Development and implementation of a tumor growth simulation tool, 2023
Sofie Eikemo Tjensvold
Hovedinnhold
This thesis presents the development and analysis of a mathematical model for avascular tumor growth. The model considers the influence of externally supplied nutrients as growth-promoting factors, growth-inhibiting factors produced by tumor cells during the cell cycle or excreted by necrotic cells, and growth-inhibiting factors produced by the surrounding tissue as a result of the immune system's response to the tumor. The concentrations of these factors are modeled using advection-diffusion partial differential equations.
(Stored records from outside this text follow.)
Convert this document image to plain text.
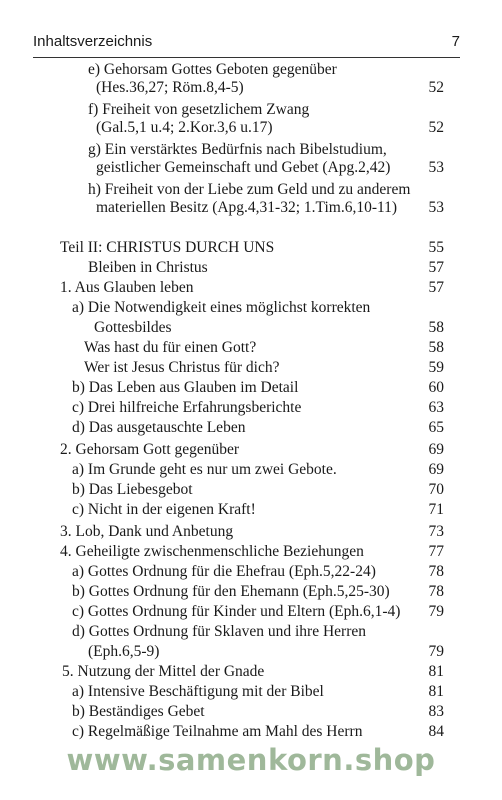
Inhaltsverzeichnis	7
e) Gehorsam Gottes Geboten gegenüber
(Hes.36,27; Röm.8,4-5)	52
f) Freiheit von gesetzlichem Zwang
(Gal.5,1 u.4; 2.Kor.3,6 u.17)	52
g) Ein verstärktes Bedürfnis nach Bibelstudium,
geistlicher Gemeinschaft und Gebet (Apg.2,42) 53
h) Freiheit von der Liebe zum Geld und zu anderem
materiellen Besitz (Apg.4,31-32; 1.Tim.6,10-11) 53
Teil II: CHRISTUS DURCH UNS	55
Bleiben in Christus	57
1. Aus Glauben leben	57
a) Die Notwendigkeit eines möglichst korrekten
Gottesbildes	58
Was hast du für einen Gott?	58
Wer ist Jesus Christus für dich?	59
b) Das Leben aus Glauben im Detail	60
c) Drei hilfreiche Erfahrungsberichte	63
d) Das ausgetauschte Leben	65
2. Gehorsam Gott gegenüber	69
a) Im Grunde geht es nur um zwei Gebote.	69
b) Das Liebesgebot	70
c) Nicht in der eigenen Kraft!	71
3. Lob, Dank und Anbetung	73
4. Geheiligte zwischenmenschliche Beziehungen	77
a) Gottes Ordnung für die Ehefrau (Eph.5,22-24)	78
b) Gottes Ordnung für den Ehemann (Eph.5,25-30)	78
c) Gottes Ordnung für Kinder und Eltern (Eph.6,1-4) 79
d) Gottes Ordnung für Sklaven und ihre Herren
(Eph.6,5-9)	79
5. Nutzung der Mittel der Gnade	81
a) Intensive Beschäftigung mit der Bibel	81
b) Beständiges Gebet	83
c) Regelmäßige Teilnahme am Mahl des Herrn	84
www.samenkorn.shop
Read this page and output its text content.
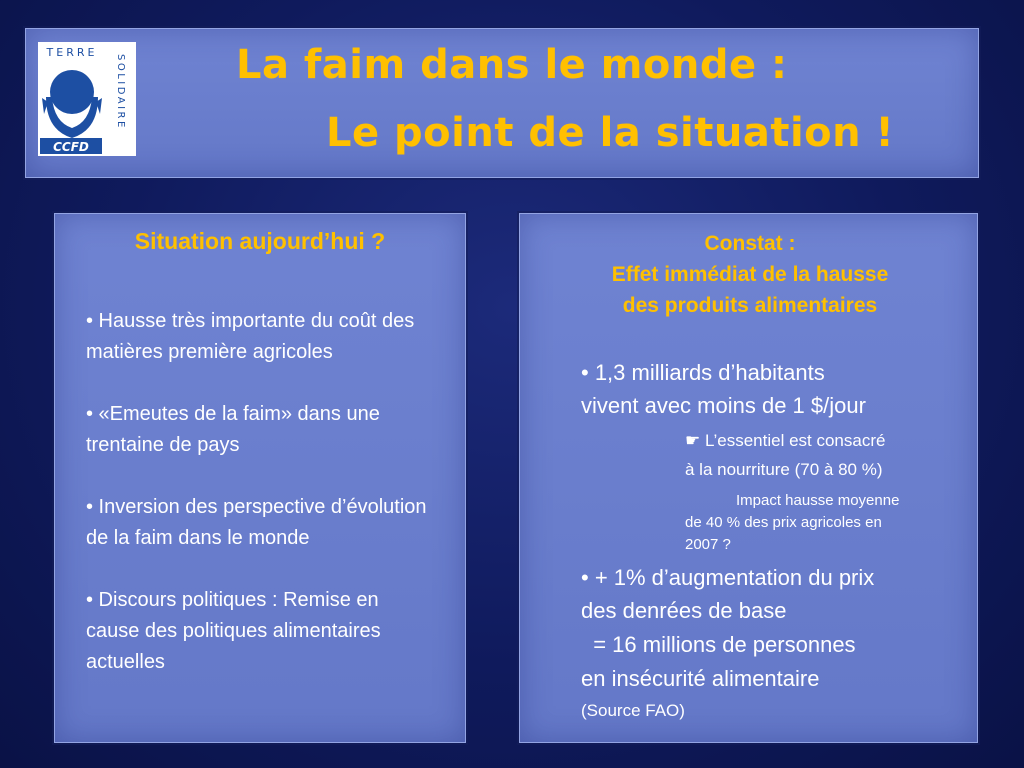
TERRE
CCFD
SOLIDAIRE	La faim dans le monde :
Le point de la situation !
Situation aujourd’hui ?
• Hausse très importante du coût des matières première agricoles
• «Emeutes de la faim» dans une trentaine de pays
• Inversion des perspective d’évolution de la faim dans le monde
• Discours politiques : Remise en cause des politiques alimentaires actuelles
Constat :
Effet immédiat de la hausse
des produits alimentaires
• 1,3 milliards d’habitants
vivent avec moins de 1 $/jour
☛ L’essentiel est consacré
à la nourriture (70 à 80 %)
Impact hausse moyenne
de 40 % des prix agricoles en
2007 ?
• + 1% d’augmentation du prix
des denrées de base
= 16 millions de personnes
en insécurité alimentaire
(Source FAO)
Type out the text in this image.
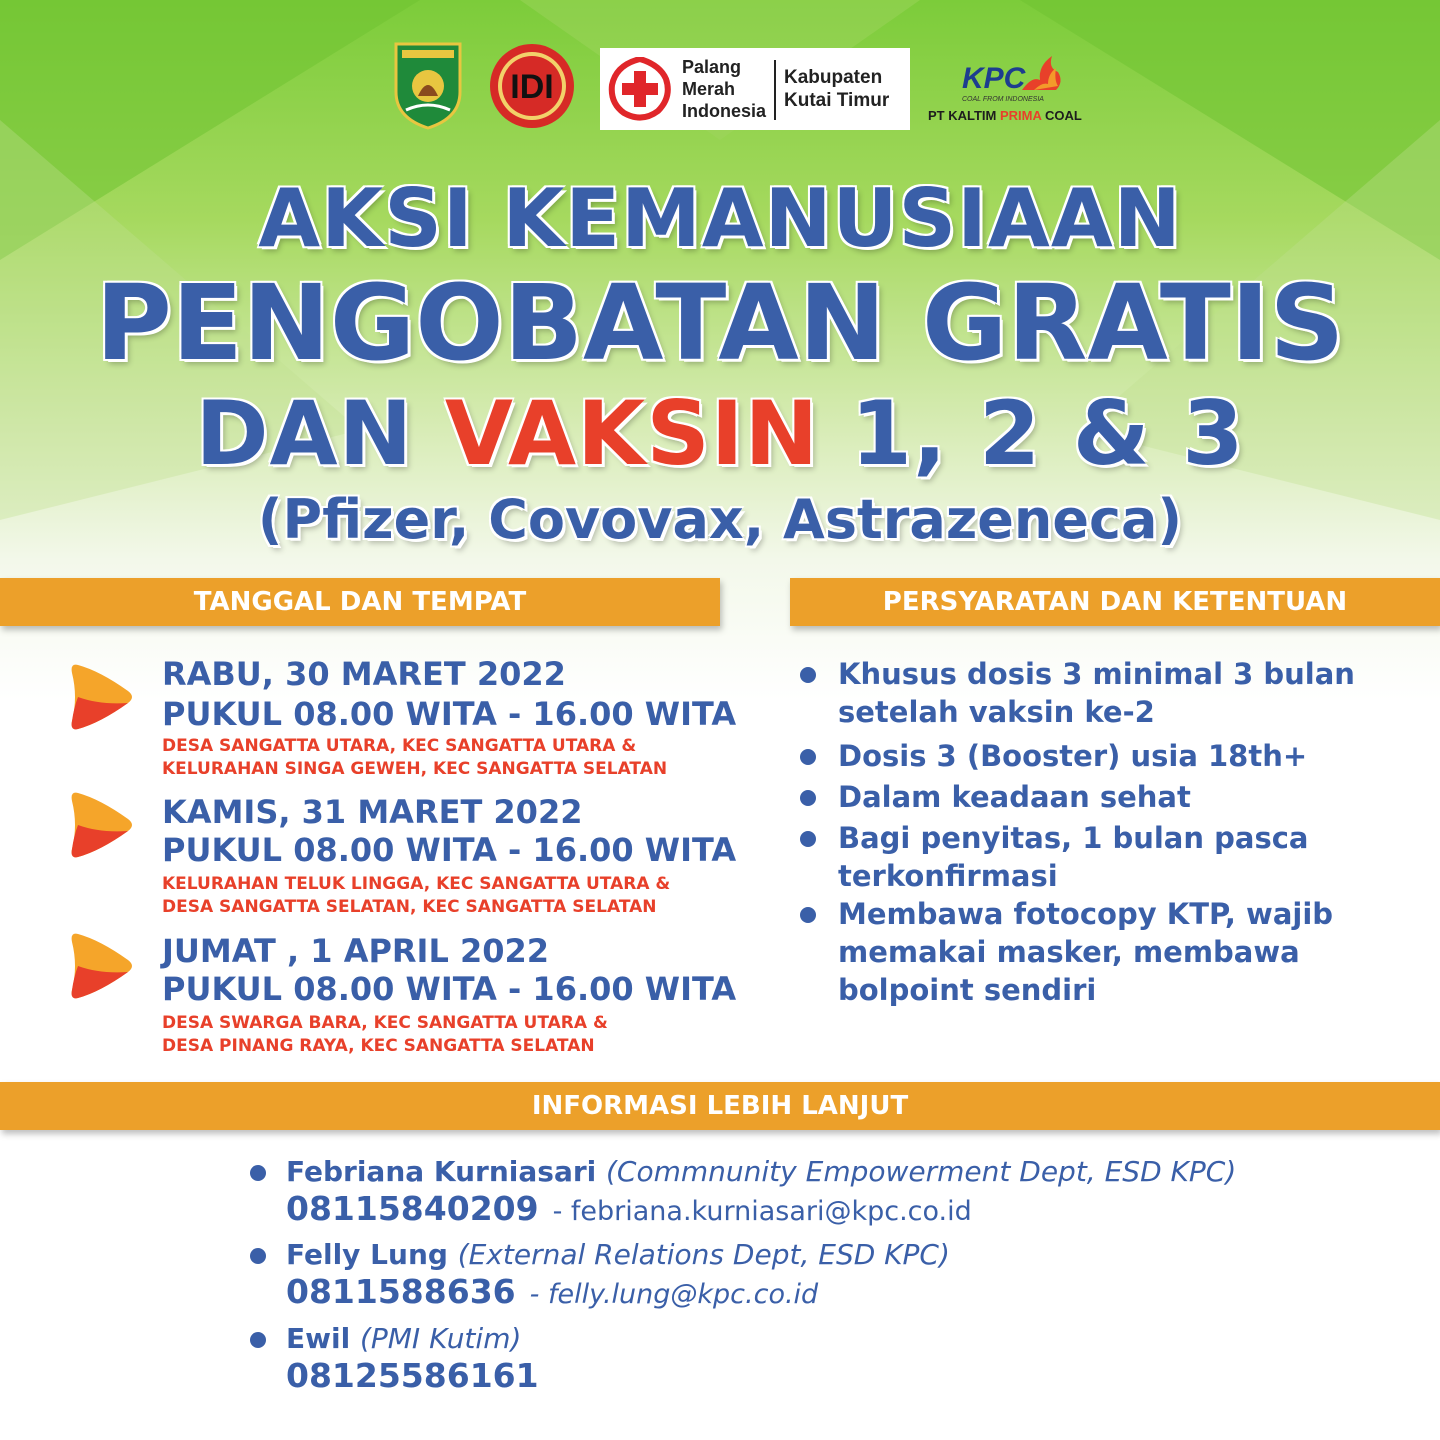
IDI
Palang
Merah
Indonesia
Kabupaten
Kutai Timur
KPC
COAL FROM INDONESIA
PT KALTIM PRIMA COAL
AKSI KEMANUSIAAN
PENGOBATAN GRATIS
DAN VAKSIN 1, 2 & 3
(Pfizer, Covovax, Astrazeneca)
TANGGAL DAN TEMPAT	PERSYARATAN DAN KETENTUAN
RABU, 30 MARET 2022
PUKUL 08.00 WITA - 16.00 WITA
DESA SANGATTA UTARA, KEC SANGATTA UTARA &
KELURAHAN SINGA GEWEH, KEC SANGATTA SELATAN
KAMIS, 31 MARET 2022
PUKUL 08.00 WITA - 16.00 WITA
KELURAHAN TELUK LINGGA, KEC SANGATTA UTARA &
DESA SANGATTA SELATAN, KEC SANGATTA SELATAN
JUMAT , 1 APRIL 2022
PUKUL 08.00 WITA - 16.00 WITA
DESA SWARGA BARA, KEC SANGATTA UTARA &
DESA PINANG RAYA, KEC SANGATTA SELATAN
Khusus dosis 3 minimal 3 bulan setelah vaksin ke-2
Dosis 3 (Booster) usia 18th+
Dalam keadaan sehat
Bagi penyitas, 1 bulan pasca terkonfirmasi
Membawa fotocopy KTP, wajib memakai masker, membawa bolpoint sendiri
INFORMASI LEBIH LANJUT
Febriana Kurniasari (Commnunity Empowerment Dept, ESD KPC)
08115840209 - febriana.kurniasari@kpc.co.id
Felly Lung (External Relations Dept, ESD KPC)
0811588636 - felly.lung@kpc.co.id
Ewil (PMI Kutim)
08125586161
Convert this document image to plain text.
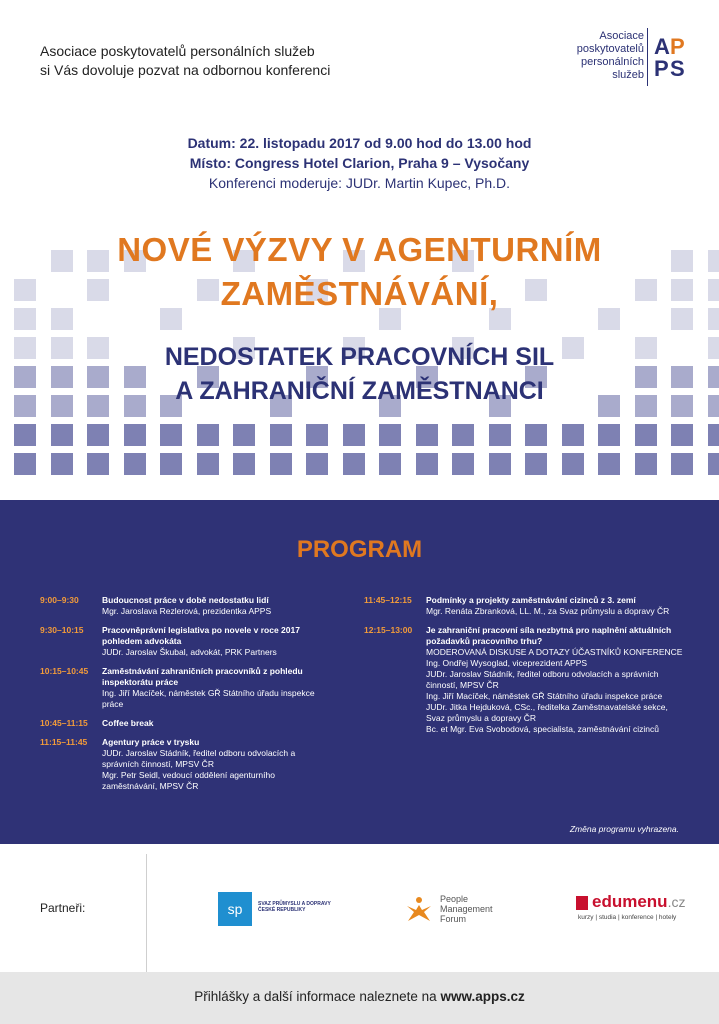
Asociace poskytovatelů personálních služeb
si Vás dovoluje pozvat na odbornou konferenci
Asociace
poskytovatelů
personálních
služeb
A P
P S
Datum: 22. listopadu 2017 od 9.00 hod do 13.00 hod
Místo: Congress Hotel Clarion, Praha 9 – Vysočany
Konferenci moderuje: JUDr. Martin Kupec, Ph.D.
NOVÉ VÝZVY V AGENTURNÍM
ZAMĚSTNÁVÁNÍ,
NEDOSTATEK PRACOVNÍCH SIL
A ZAHRANIČNÍ ZAMĚSTNANCI
PROGRAM
9:00–9:30	Budoucnost práce v době nedostatku lidí
Mgr. Jaroslava Rezlerová, prezidentka APPS
9:30–10:15 Pracovněprávní legislativa po novele v roce 2017 pohledem advokáta
JUDr. Jaroslav Škubal, advokát, PRK Partners
10:15–10:45 Zaměstnávání zahraničních pracovníků z pohledu inspektorátu práce
Ing. Jiří Macíček, náměstek GŘ Státního úřadu inspekce práce
10:45–11:15 Coffee break
11:15–11:45 Agentury práce v trysku
JUDr. Jaroslav Stádník, ředitel odboru odvolacích a správních činností, MPSV ČR
Mgr. Petr Seidl, vedoucí oddělení agenturního zaměstnávání, MPSV ČR
11:45–12:15 Podmínky a projekty zaměstnávání cizinců z 3. zemí
Mgr. Renáta Zbranková, LL. M., za Svaz průmyslu a dopravy ČR
12:15–13:00 Je zahraniční pracovní síla nezbytná pro naplnění aktuálních požadavků pracovního trhu?
MODEROVANÁ DISKUSE A DOTAZY ÚČASTNÍKŮ KONFERENCE
Ing. Ondřej Wysoglad, viceprezident APPS
JUDr. Jaroslav Stádník, ředitel odboru odvolacích a správních činností, MPSV ČR
Ing. Jiří Macíček, náměstek GŘ Státního úřadu inspekce práce
JUDr. Jitka Hejduková, CSc., ředitelka Zaměstnavatelské sekce, Svaz průmyslu a dopravy ČR
Bc. et Mgr. Eva Svobodová, specialista, zaměstnávání cizinců
Změna programu vyhrazena.
Partneři:	sp	SVAZ PRŮMYSLU A DOPRAVY ČESKÉ REPUBLIKY
People
Management
Forum
edumenu.cz
kurzy | studia | konference | hotely
Přihlášky a další informace naleznete na www.apps.cz
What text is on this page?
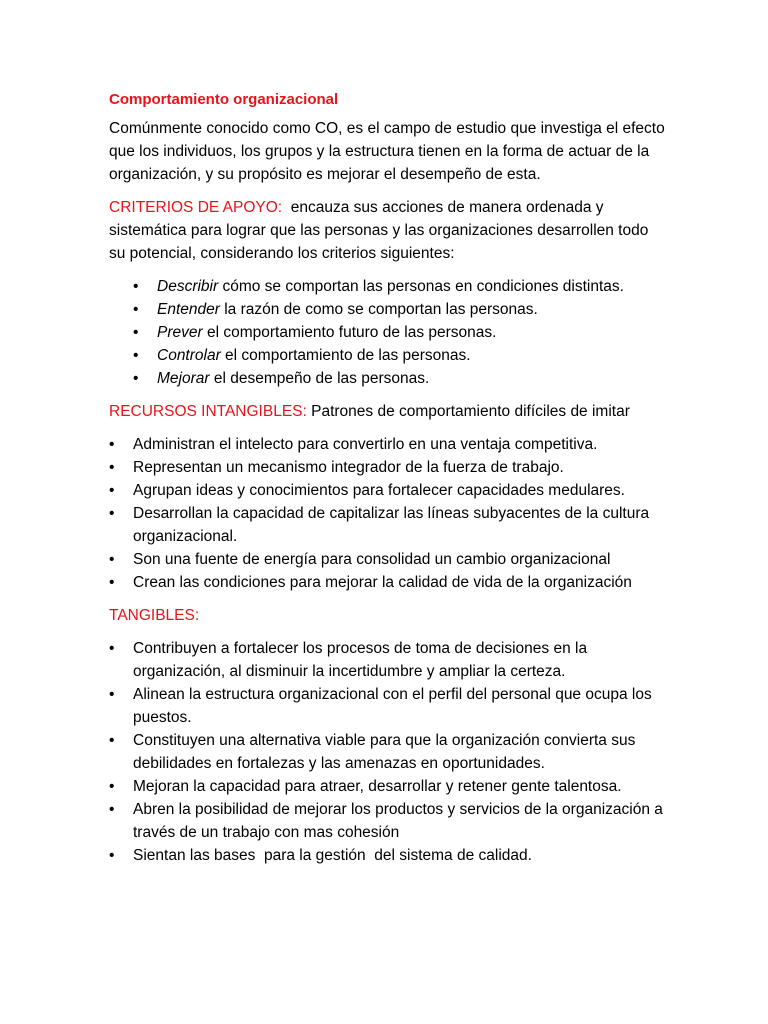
Comportamiento organizacional

Comúnmente conocido como CO, es el campo de estudio que investiga el efecto que los individuos, los grupos y la estructura tienen en la forma de actuar de la organización, y su propósito es mejorar el desempeño de esta.

CRITERIOS DE APOYO:  encauza sus acciones de manera ordenada y sistemática para lograr que las personas y las organizaciones desarrollen todo su potencial, considerando los criterios siguientes:

• Describir cómo se comportan las personas en condiciones distintas.
• Entender la razón de como se comportan las personas.
• Prever el comportamiento futuro de las personas.
• Controlar el comportamiento de las personas.
• Mejorar el desempeño de las personas.

RECURSOS INTANGIBLES: Patrones de comportamiento difíciles de imitar

• Administran el intelecto para convertirlo en una ventaja competitiva.
• Representan un mecanismo integrador de la fuerza de trabajo.
• Agrupan ideas y conocimientos para fortalecer capacidades medulares.
• Desarrollan la capacidad de capitalizar las líneas subyacentes de la cultura organizacional.
• Son una fuente de energía para consolidad un cambio organizacional
• Crean las condiciones para mejorar la calidad de vida de la organización
TANGIBLES:
• Contribuyen a fortalecer los procesos de toma de decisiones en la organización, al disminuir la incertidumbre y ampliar la certeza.
• Alinean la estructura organizacional con el perfil del personal que ocupa los puestos.
• Constituyen una alternativa viable para que la organización convierta sus debilidades en fortalezas y las amenazas en oportunidades.
• Mejoran la capacidad para atraer, desarrollar y retener gente talentosa.
• Abren la posibilidad de mejorar los productos y servicios de la organización a través de un trabajo con mas cohesión
• Sientan las bases  para la gestión  del sistema de calidad.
The mathematical model is implemented using forward Euler, backward Euler, and Finite Element methods for discretization. The FEniCS library has been used with respect to the Finite Element method during the implementation. Furthermore, the implementation shows that the mathematical model is in alignment with known tumor evolution. Examinations of various model parameters are conducted, revealing their impact on avascular tumor growth. The examinations showed that alterations in parameters related to nutrients and the internally produced/excreted growth-inhibiting factors had the most significant impact on tumor development. Therefore, it is crucial that these parameters are set to biologically accurate magnitudes to ensure that the simulated tumor development and patterns are qualitatively correct. Additionally, the strong dependency on these parameters suggests that drugs targeting and influencing these parameters have the potential to inhibit tumor growth. Additionally, it was observed that modifications of parameters related to the internally generated or the externally supplied growth-inhibiting factors could significantly alter where quiescent regions formed, and thus result in completely different growth patterns. Furthermore, altering the proportion constituted by the extracellular matrix within the tumor was also observed to significantly influence tumor evolution. Moreover, these findings highlight the potential benefits of developing more detailed models that comprehensively analyze the influence of these parameters. Such models could contribute to the development of experimental approaches and enhance our understanding of tumor evolution.